The National Oceanic and Atmospheric Association, better known by the abbreviation NOAA, is one of those government bodies that operates in the background of your life. But even though you’re usually unaware of its existence, it’s vitally important. NOAA provides weather and climate data to a huge range of other government offices, as well as to private companies and directly to the people. Crucial government services such as weather tracking and hazardous material cleanup fall under the purview of NOAA, too. But these services could be at risk.
This week, The Washington Post reported that the White House has proposed an unprecedented 17 percent cut to NOAA’s 2018 budget. In light of this news, Inverse composed a list of the top five services we could stand to lose if NOAA’s funding is cut.
Coastal Flood Protection
The National Ocean Service, a department of NOAA, is responsible for helping coastal communities protect themselves from storms and the growing effects of sea level rise. If NOAA is defunded, the National Ocean Service will have fewer resources for coral reef conservation, estuary zone protection, and habitat research that will allow coastal communities to better prepare for natural disasters.
Ever heard of the National Weather Service? Well, it’s part of NOAA. When you get a push notification on your phone that tells you about a coming storm, where do you think the associated data come from? That’s right. NOAA satellites. Budget cuts to NOAA could hurt our ability to track weather events like hurricanes and prepare properly for them. According to NOAA, weather monitoring only costs Americans $3 per year.
“Cutting NOAA’s satellite budget will compromise NOAA’s mission of keeping Americans safe from extreme weather and providing forecasts that allow businesses and citizens to make smart plans,” former NOAA administrator Jane Lubchenco told The Washington Post.
Oil Spill Clean-Up
Are we starting to see a pattern here? NOAA is behind a lot more than you might think. The Office of Response and Restoration is the NOAA office responsible for helping coastal communities clean up after hazardous events like oil and chemical spills. This is the office that spearheaded the response to the devastating 2010 Deepwater Horizon oil spill in the Gulf of Mexico that released millions of barrels of oil into sensitive fisheries. Cuts to NOAA funding could put this office at risk.
The insurance industry relies on NOAA for accurate, localized data on flood patterns and weather trends. These data form the basis of the risk management calculations that allow insurance companies to properly assess levels of insurance for homeowners.
Sea Grant, a program that supports 33 college programs that do research on coastal and oceanic health, could be cut entirely under the proposed budget.
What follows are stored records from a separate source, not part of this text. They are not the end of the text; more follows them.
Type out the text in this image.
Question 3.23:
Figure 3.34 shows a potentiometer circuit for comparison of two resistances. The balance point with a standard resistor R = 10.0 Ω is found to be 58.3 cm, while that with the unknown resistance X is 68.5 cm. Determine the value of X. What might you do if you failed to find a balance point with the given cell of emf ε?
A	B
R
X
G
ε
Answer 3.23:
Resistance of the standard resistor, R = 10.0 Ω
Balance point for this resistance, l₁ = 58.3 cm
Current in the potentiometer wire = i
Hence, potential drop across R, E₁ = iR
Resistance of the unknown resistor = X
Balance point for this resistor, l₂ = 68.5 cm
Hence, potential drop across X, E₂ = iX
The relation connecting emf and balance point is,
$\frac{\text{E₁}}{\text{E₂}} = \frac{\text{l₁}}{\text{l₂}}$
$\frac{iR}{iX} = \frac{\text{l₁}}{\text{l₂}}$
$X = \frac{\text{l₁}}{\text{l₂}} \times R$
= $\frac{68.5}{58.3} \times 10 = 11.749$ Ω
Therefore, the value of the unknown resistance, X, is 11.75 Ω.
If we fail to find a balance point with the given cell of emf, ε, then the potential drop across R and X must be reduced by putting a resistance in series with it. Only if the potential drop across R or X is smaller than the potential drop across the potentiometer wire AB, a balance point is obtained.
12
The $73 million program helps train the next generation of fisheries, climate, and coastal ecosystems researchers. But under the new budget plan, these programs would lose funding.
This proposed budget, which is based on documents obtained by The Washington Post, is not yet finalized. The final numbers could end up being different from the ones currently reported. Hopefully, the government will listen to scientific experts and refrain from making such drastic cuts to the NOAA budget.